We learn about the creation of such publishing wonders as National Lampoon's 1964 High School Yearbook, which was the single best-selling one-shot magazine in history.
"O'Rourke was the magazine's most junior contributor, and was making a name for himself through sheer tenacity and a willingness to shepherd projects that ranged from the extraordinary ... to the ridiculous.... Everybody said that they'd help [with the Yearbook]. Almost no one did. Doug [Kenney] and O'Rourke prepared for the project by sitting around the Bank Street apartment, smoking dope and talking about high school."

Such was life at the Lampoon. For Kenney, it was a place he spent a lot of time (and sometimes not, as he took unexpected leaves of absence) and created some great humor writing. A regular theme of his was small-town America, the dysfunctional family life and class divisions that would produce his own inner conflicts and would provide fuel for much satire.

The book is, of course, a tribute to Kenney, a talented but uncontrolled (and ultimately uncontrollable) comic talent, who created a great deal of well-received humor in his time (including co-creating National Lampoon's Animal House and Caddyshack) but ended his years in a sad cocaine-fueled slide through paranoia and excess.

If there's a problem with the book, it's probably a problem that would be expected of a book that tries to lionize an individual and an institution: the individual's contributions are greatly exaggerated, while others -- such as P.J. O'Rourke -- are diminished.

As someone who has appreciated O'Rourke's writing for decades, I admit to feeling a need to defend him as I read about the constant sniping about him: he had sold out to the business side of the magazine (my reaction was that O'Rourke seemed to be the only editor who was mature enough to know they were running a business); he lacked the talent -- his own and his staff's -- that Kenney and Beard had (as a long-time contributor during the mag's "golden age" and as a co-creator of the yearbook and newspaper parodies, among many contributions, O'Rourke didn't need to apologize for any talent deficit of his own; also, he brought in John Hughes, who would write prodigiously for the magazine and spawn the company's wildly successful Vacation movie franchise); he was a turncoat, trading in his previous Maoist allegiances for a conservative-libertarian ideology (thank god; going pretty much anywhere from Maoism is an improvement); he replaced the magazine's freewheeling creative ethos with a top-down, dictatorial management style (some of that freewheeling style wasn't really creative bliss; it was often selfish and self-destructive, unconcerned about who else at the magazine was hurt by their actions).

And so on.

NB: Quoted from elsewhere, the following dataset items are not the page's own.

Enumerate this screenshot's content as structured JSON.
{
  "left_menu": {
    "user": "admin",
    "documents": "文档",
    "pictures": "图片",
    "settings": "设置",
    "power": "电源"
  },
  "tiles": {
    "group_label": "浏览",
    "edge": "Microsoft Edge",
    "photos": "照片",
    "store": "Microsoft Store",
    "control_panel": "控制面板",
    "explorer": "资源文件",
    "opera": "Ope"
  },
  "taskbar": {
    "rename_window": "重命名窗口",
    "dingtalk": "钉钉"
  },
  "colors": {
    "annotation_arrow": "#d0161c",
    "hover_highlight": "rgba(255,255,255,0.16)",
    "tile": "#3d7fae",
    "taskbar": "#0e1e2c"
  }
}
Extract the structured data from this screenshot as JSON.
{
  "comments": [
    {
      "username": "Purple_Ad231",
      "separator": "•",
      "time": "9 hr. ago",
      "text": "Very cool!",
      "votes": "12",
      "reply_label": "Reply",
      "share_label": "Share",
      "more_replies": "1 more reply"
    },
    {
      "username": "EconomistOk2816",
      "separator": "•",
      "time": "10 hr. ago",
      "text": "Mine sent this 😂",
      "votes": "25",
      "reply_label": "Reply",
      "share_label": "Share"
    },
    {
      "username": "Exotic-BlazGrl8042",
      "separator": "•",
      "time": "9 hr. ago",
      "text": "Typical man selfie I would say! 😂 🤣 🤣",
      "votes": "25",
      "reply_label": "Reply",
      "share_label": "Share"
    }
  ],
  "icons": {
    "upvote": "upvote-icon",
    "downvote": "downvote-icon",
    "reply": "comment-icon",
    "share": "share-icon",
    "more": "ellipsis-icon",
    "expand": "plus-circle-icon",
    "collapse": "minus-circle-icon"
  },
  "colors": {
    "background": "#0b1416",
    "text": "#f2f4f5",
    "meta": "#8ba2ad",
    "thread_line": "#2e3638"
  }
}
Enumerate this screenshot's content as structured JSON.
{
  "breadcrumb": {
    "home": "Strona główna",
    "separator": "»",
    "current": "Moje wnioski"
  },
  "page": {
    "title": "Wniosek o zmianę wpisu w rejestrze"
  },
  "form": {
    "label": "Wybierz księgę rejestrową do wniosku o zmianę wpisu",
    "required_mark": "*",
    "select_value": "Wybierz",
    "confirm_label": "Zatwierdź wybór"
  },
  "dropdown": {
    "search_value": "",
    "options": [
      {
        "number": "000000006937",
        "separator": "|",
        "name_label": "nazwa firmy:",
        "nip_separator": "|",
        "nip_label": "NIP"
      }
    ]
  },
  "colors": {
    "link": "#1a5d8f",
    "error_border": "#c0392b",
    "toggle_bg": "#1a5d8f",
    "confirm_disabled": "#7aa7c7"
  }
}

But Karp's quote from O'Rourke after Doug Kenney's funeral and his decision to quit as editor shows that O'Rourke realized the criticisms weren't all off the mark: "I realized after leaving what a s---ball editor I was. ... People skills weren't in huge supply."

And so O'Rourke and the magazine's other surviving editors and publishers went on to other things in books, magazines, parodies, movies and television.

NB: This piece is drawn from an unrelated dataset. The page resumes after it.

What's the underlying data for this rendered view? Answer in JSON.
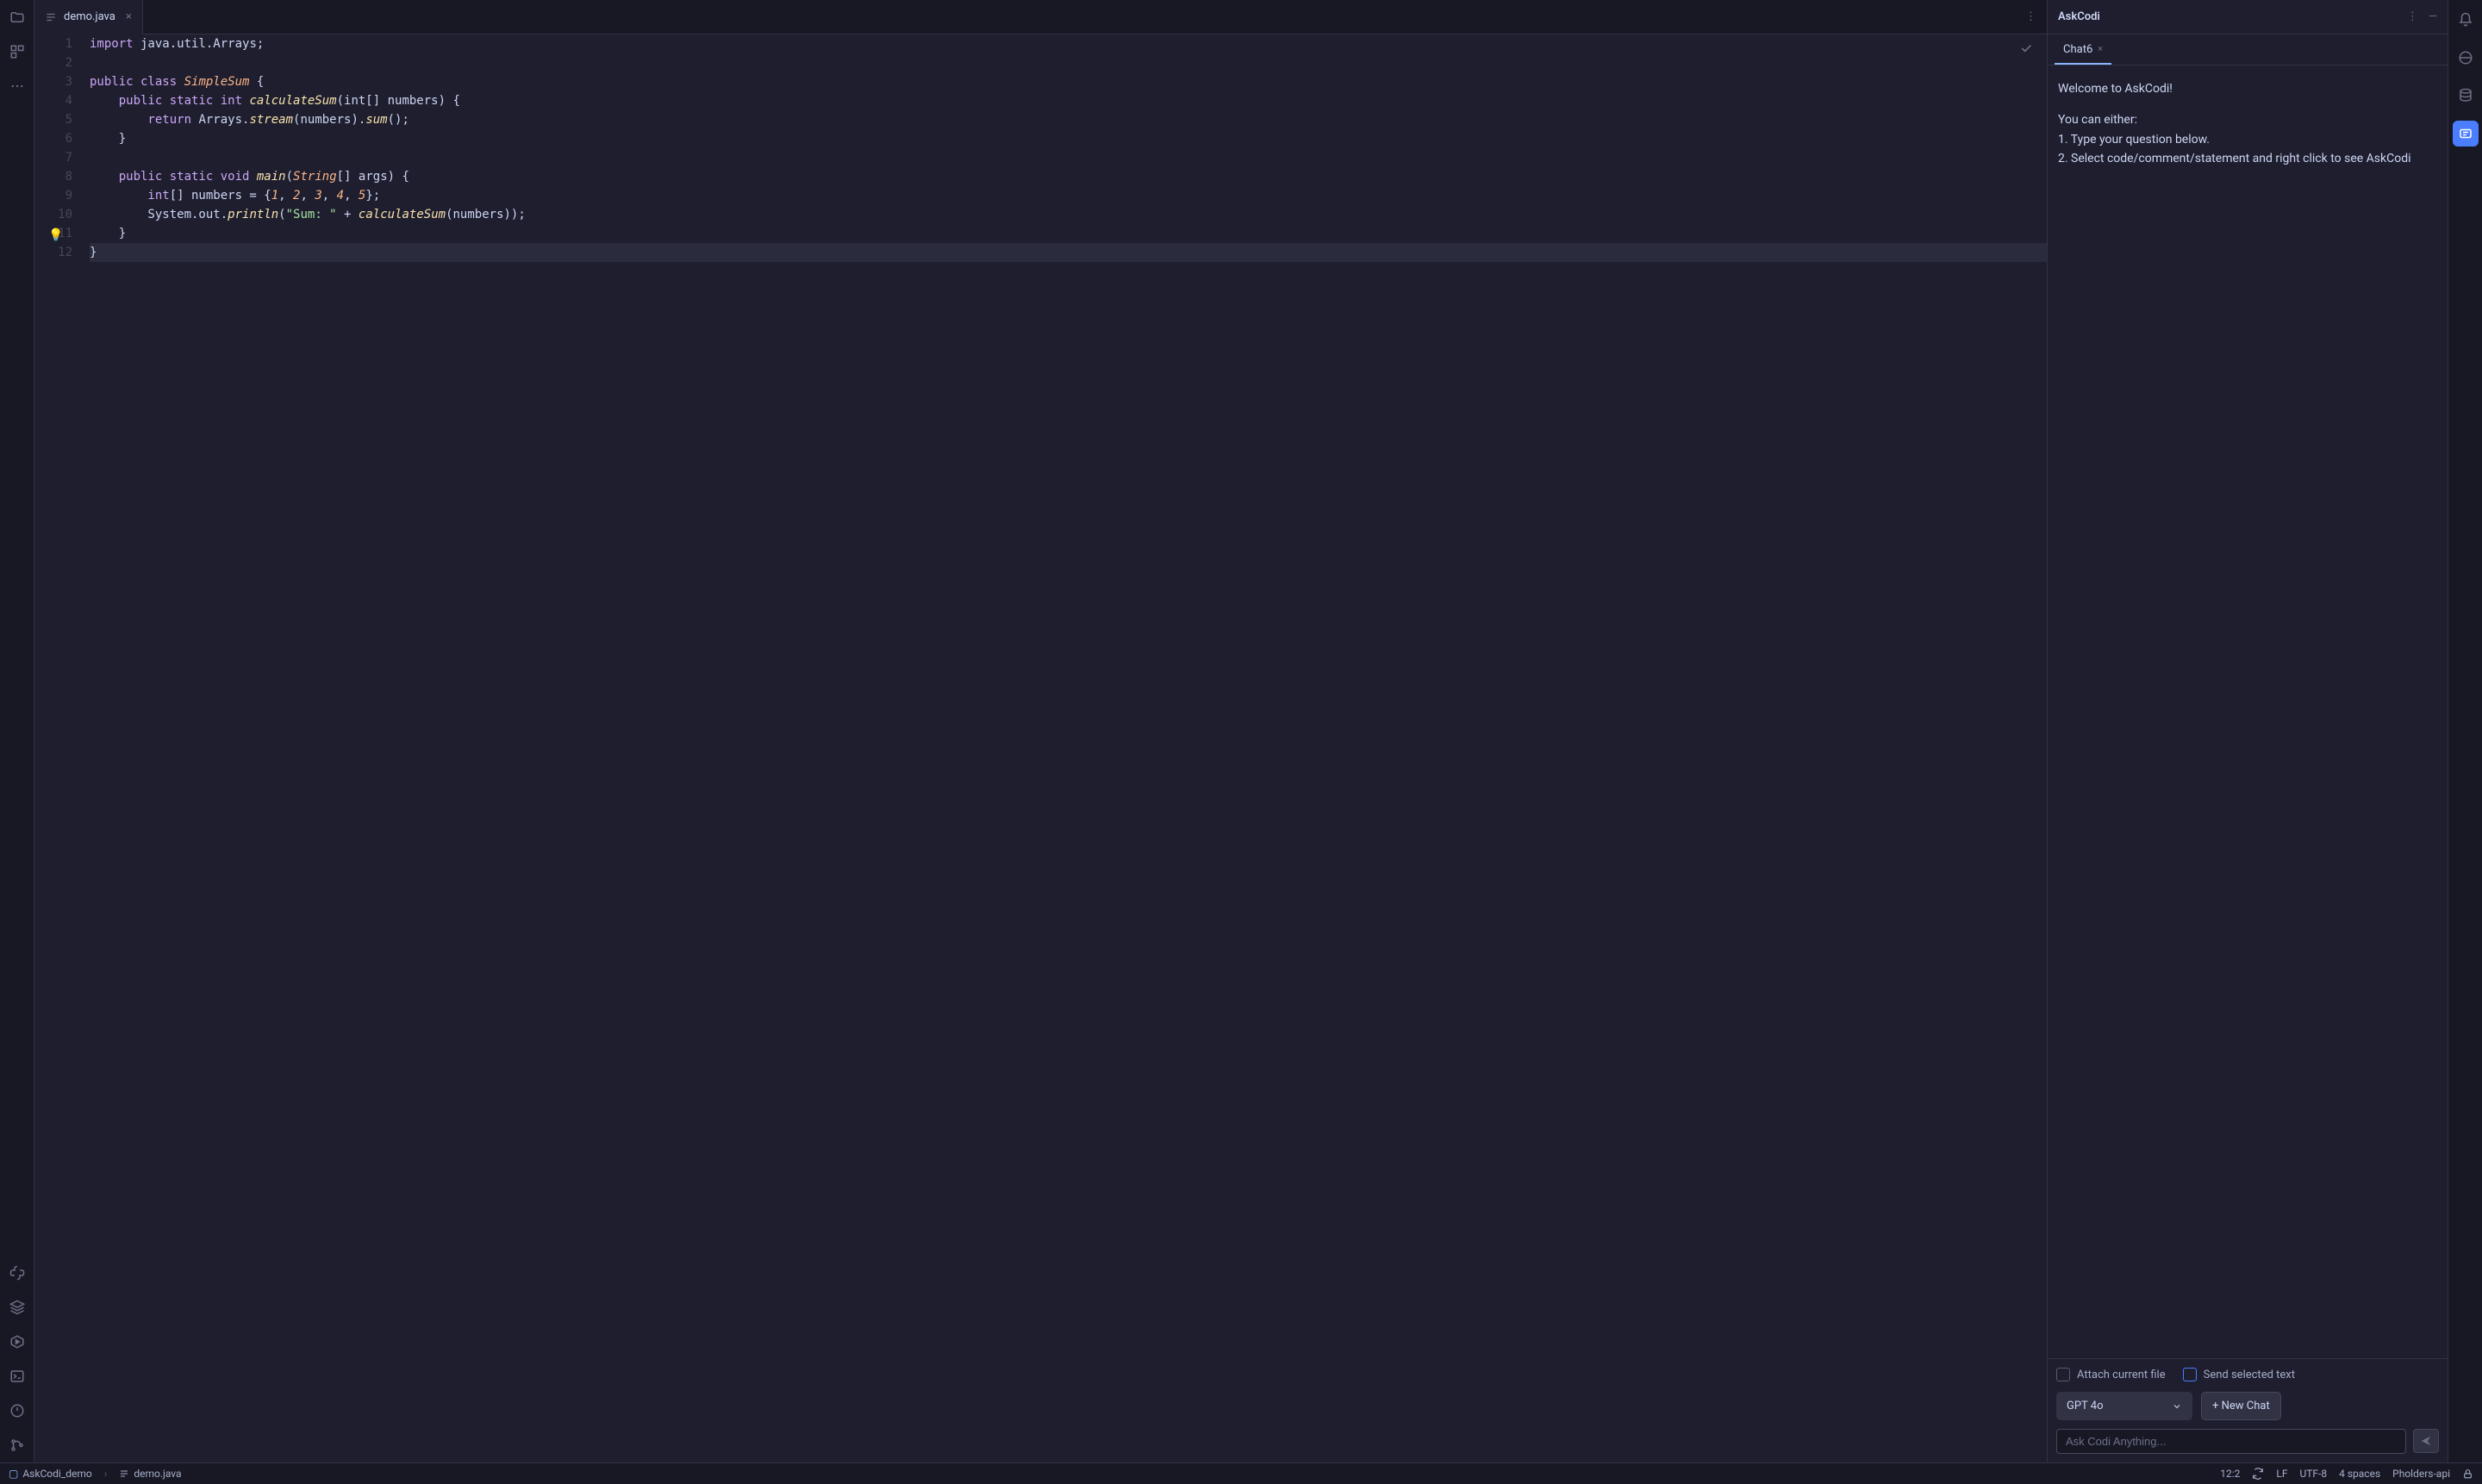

Those of us who grew up after National Lampoon's heyday -- I didn't start reading the magazine until late in junior high school, something like 1983 -- have had to live with being told by baby boomer codgers that we missed the good stuff, the early years of the magazine. I happen to think that there was still "good stuff" in the magazine in those first few years that I was reading the magazine (though I won't try to defend the magazine's later years).

But we did have the pleasure of enjoying all of the comedy greats that followed that era. We got Mystery Science Theater 3000, The Onion, The Daily Show, The Colbert Report. And through the magic of digitized magazines, we can now read the magazine's entire run in the form of the CD collection (GIT Corp., 2004 -- from which the magazine covers in this blog post are gratefully taken).

Though we lack a print Lampoon of our own today (I think one could still be successfully produced, but it would have to be up-to-date and it would never approach the 1 million circulation of National Lampoon's single most successful issue -- which, BTW, was edited by P.J. O'Rourke), we got the pleasure of the world of humor and satire that was heavily shaped by Kenney, Beard, O'Rourke, Sean Kelly, and the rest.